Les fleurs, dit l’Epoux Sacré, apparaissent en notre terre : le temps d’émonder et tailler est venu. Quelles sont les fleurs de nos cœurs, ô Philothée ! Sinon les bons désirs ? Or, aussitôt qu’ils paraissent, il faut mettre la main à la serpe pour retrancher de notre conscience toutes les œuvres mortes et superflues ; la fille étrangère [cad.

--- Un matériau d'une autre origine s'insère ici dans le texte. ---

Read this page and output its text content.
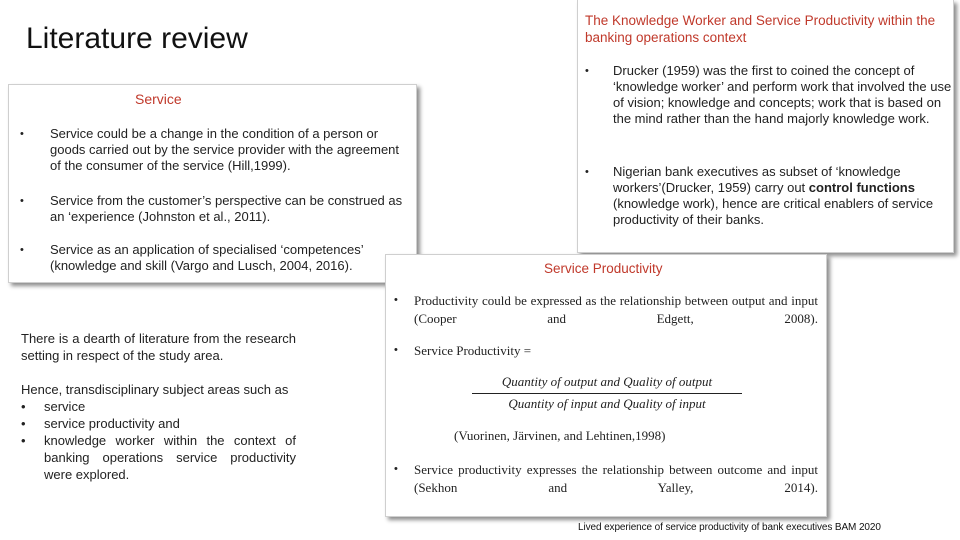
Literature review
Service
• Service could be a change in the condition of a person or goods carried out by the service provider with the agreement of the consumer of the service (Hill,1999).
• Service from the customer’s perspective can be construed as an ‘experience (Johnston et al., 2011).
• Service as an application of specialised ‘competences’ (knowledge and skill (Vargo and Lusch, 2004, 2016).
The Knowledge Worker and Service Productivity within the banking operations context
• Drucker (1959) was the first to coined the concept of ‘knowledge worker’ and perform work that involved the use of vision; knowledge and concepts; work that is based on the mind rather than the hand majorly knowledge work.
• Nigerian bank executives as subset of ‘knowledge workers’(Drucker, 1959) carry out control functions (knowledge work), hence are critical enablers of service productivity of their banks.
There is a dearth of literature from the research setting in respect of the study area.
Hence, transdisciplinary subject areas such as
• service
• service productivity and
• knowledge worker within the context of banking operations service productivity were explored.
Service Productivity
• Productivity could be expressed as the relationship between output and input (Cooper and Edgett, 2008).
• Service Productivity =
Quantity of output and Quality of output
Quantity of input and Quality of input
(Vuorinen, Järvinen, and Lehtinen,1998)
• Service productivity expresses the relationship between outcome and input (Sekhon and Yalley, 2014).
Lived experience of service productivity of bank executives BAM 2020
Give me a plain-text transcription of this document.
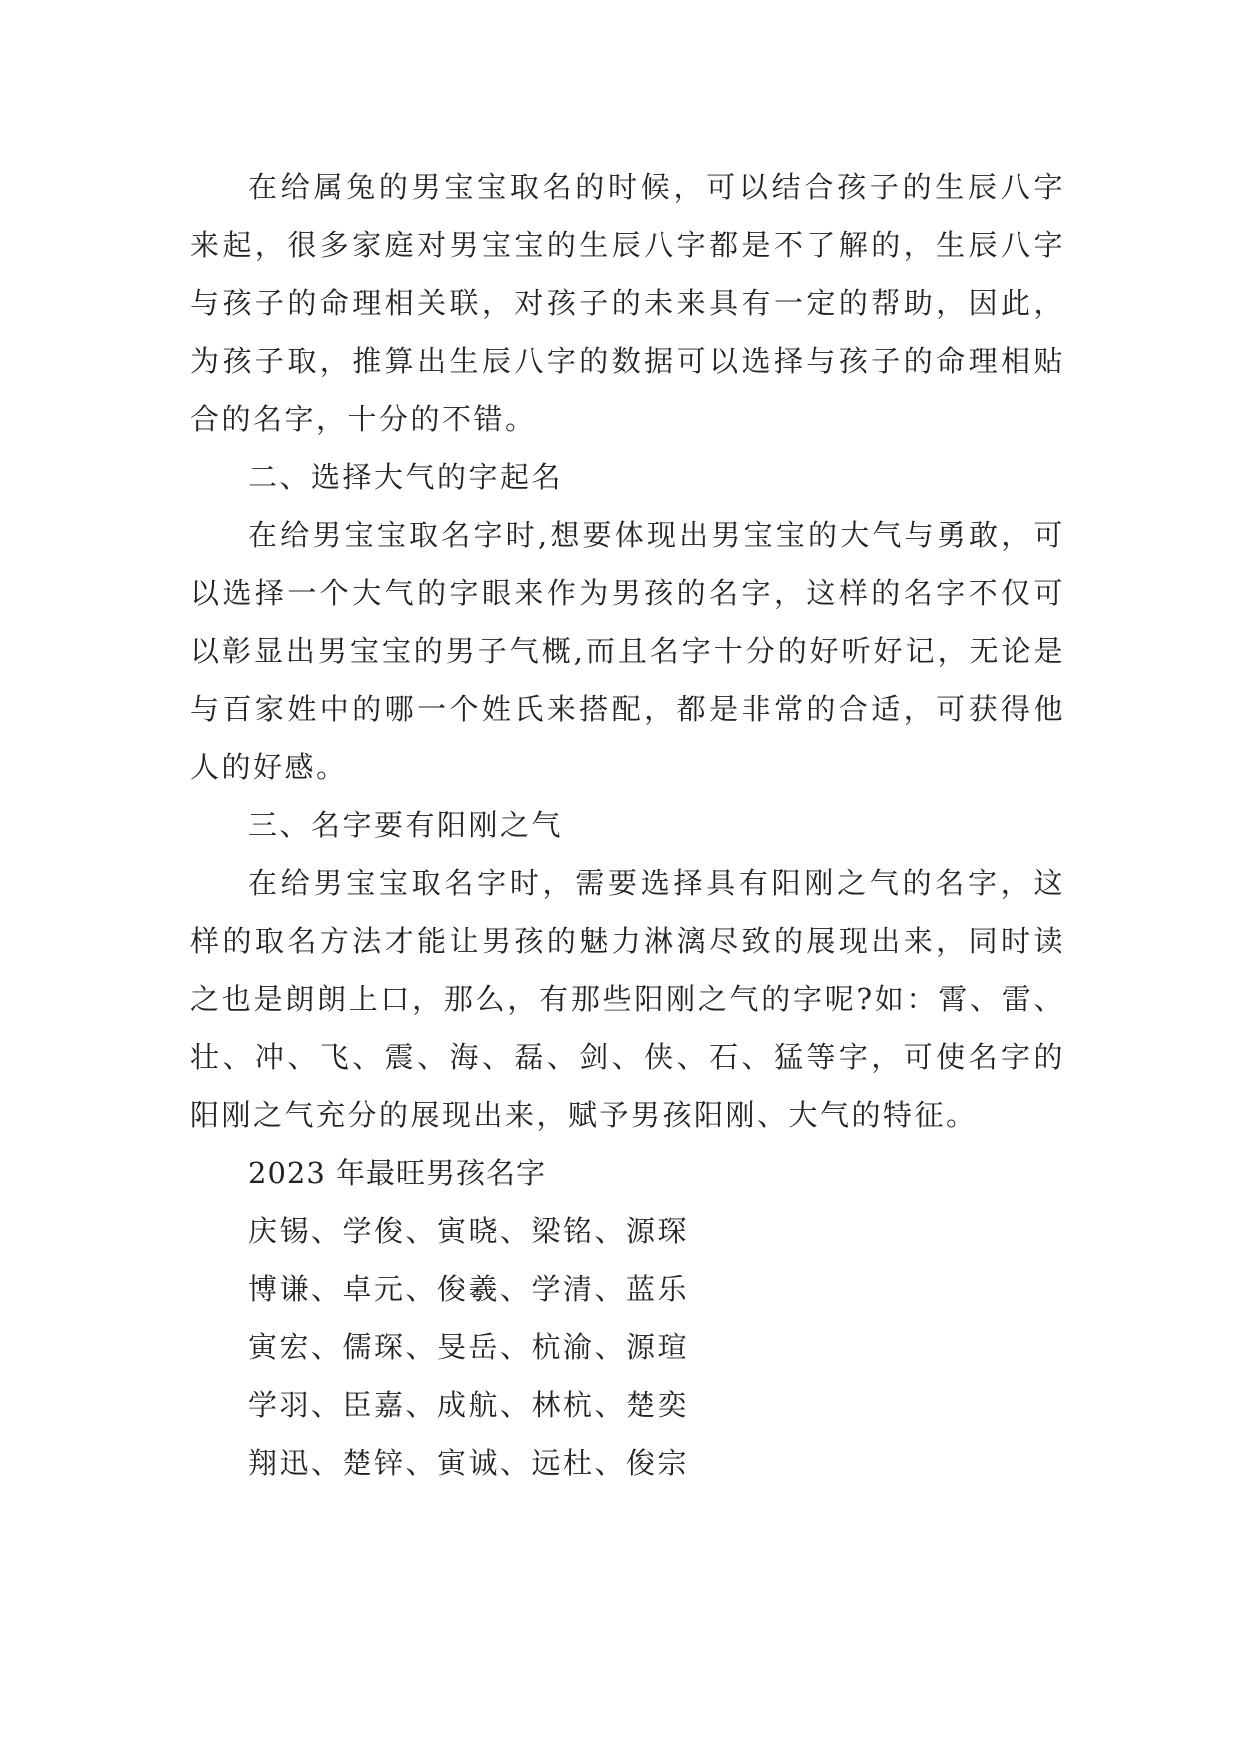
在给属兔的男宝宝取名的时候，可以结合孩子的生辰八字来起，很多家庭对男宝宝的生辰八字都是不了解的，生辰八字与孩子的命理相关联，对孩子的未来具有一定的帮助，因此，为孩子取，推算出生辰八字的数据可以选择与孩子的命理相贴合的名字，十分的不错。

二、选择大气的字起名

在给男宝宝取名字时,想要体现出男宝宝的大气与勇敢，可以选择一个大气的字眼来作为男孩的名字，这样的名字不仅可以彰显出男宝宝的男子气概,而且名字十分的好听好记，无论是与百家姓中的哪一个姓氏来搭配，都是非常的合适，可获得他人的好感。

三、名字要有阳刚之气

在给男宝宝取名字时，需要选择具有阳刚之气的名字，这样的取名方法才能让男孩的魅力淋漓尽致的展现出来，同时读之也是朗朗上口，那么，有那些阳刚之气的字呢?如：霄、雷、壮、冲、飞、震、海、磊、剑、侠、石、猛等字，可使名字的阳刚之气充分的展现出来，赋予男孩阳刚、大气的特征。

2023 年最旺男孩名字

庆锡、学俊、寅晓、梁铭、源琛

博谦、卓元、俊羲、学清、蓝乐

寅宏、儒琛、旻岳、杭渝、源瑄

学羽、臣嘉、成航、林杭、楚奕

翔迅、楚锌、寅诚、远杜、俊宗
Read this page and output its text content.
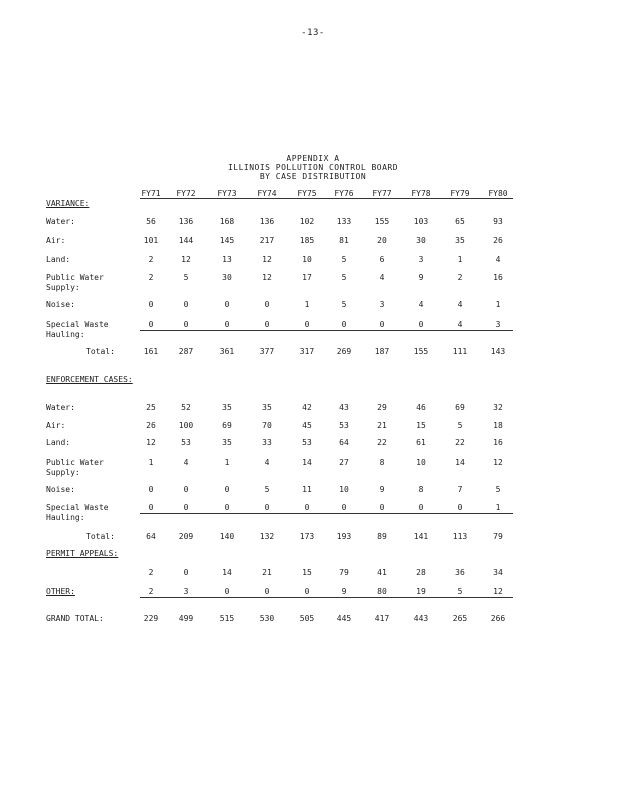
-13-
APPENDIX A
ILLINOIS POLLUTION CONTROL BOARD
BY CASE DISTRIBUTION
FY71	FY72	FY73	FY74	FY75	FY76	FY77	FY78	FY79	FY80
VARIANCE:
Water:	56	136	168	136	102	133	155	103	65	93
Air:	101	144	145	217	185	81	20	30	35	26
Land:	2	12	13	12	10	5	6	3	1	4
Public Water Supply:
2	5	30	12	17	5	4	9	2	16
Noise:	0	0	0	0	1	5	3	4	4	1
Special Waste Hauling:
0	0	0	0	0	0	0	0	4	3
Total:	161	287	361	377	317	269	187	155	111	143
ENFORCEMENT CASES:
Water:	25	52	35	35	42	43	29	46	69	32
Air:	26	100	69	70	45	53	21	15	5	18
Land:	12	53	35	33	53	64	22	61	22	16
Public Water Supply:
1	4	1	4	14	27	8	10	14	12
Noise:	0	0	0	5	11	10	9	8	7	5
Special Waste Hauling:
0	0	0	0	0	0	0	0	0	1
Total:	64	209	140	132	173	193	89	141	113	79
PERMIT APPEALS:
2	0	14	21	15	79	41	28	36	34
OTHER:	2	3	0	0	0	9	80	19	5	12
GRAND TOTAL:	229	499	515	530	505	445	417	443	265	266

L’incroyante], pour épouse l’Israélite, devait ôter la robe de sa captivité, rogner ses ongles et raser ses cheveux ; et l’âme qui aspire à l’honneur d’être épouse du Fils de Dieu se doit dépouiller du vieil homme et se revêtir du nouveau, quittant le péché ; puis rogner et raser toutes sortes d’empêchement qui détournent de l’amour de Dieu ; c’est le commencement de notre santé que d’être purgés de nos humeurs peccamineuses. Saint Paul, tout en un moment, fut purgé d’une purgation parfaite, comme le fut aussi Sainte Catherine de Gênes, sainte Madeleine, sainte Pélagie et quelques autres ; mais cette sorte de purgation est toute miraculeuse et extraordinaire en la grâce, comme la résurrection des morts en la nature ; si bien que nous ne devons pas y prétendre. La purgation et la guérison ordinaire, soit des corps, soit des esprits, ne se fait que petit à petit, par progrès, d’avancement en avancement, avec peine et loisir.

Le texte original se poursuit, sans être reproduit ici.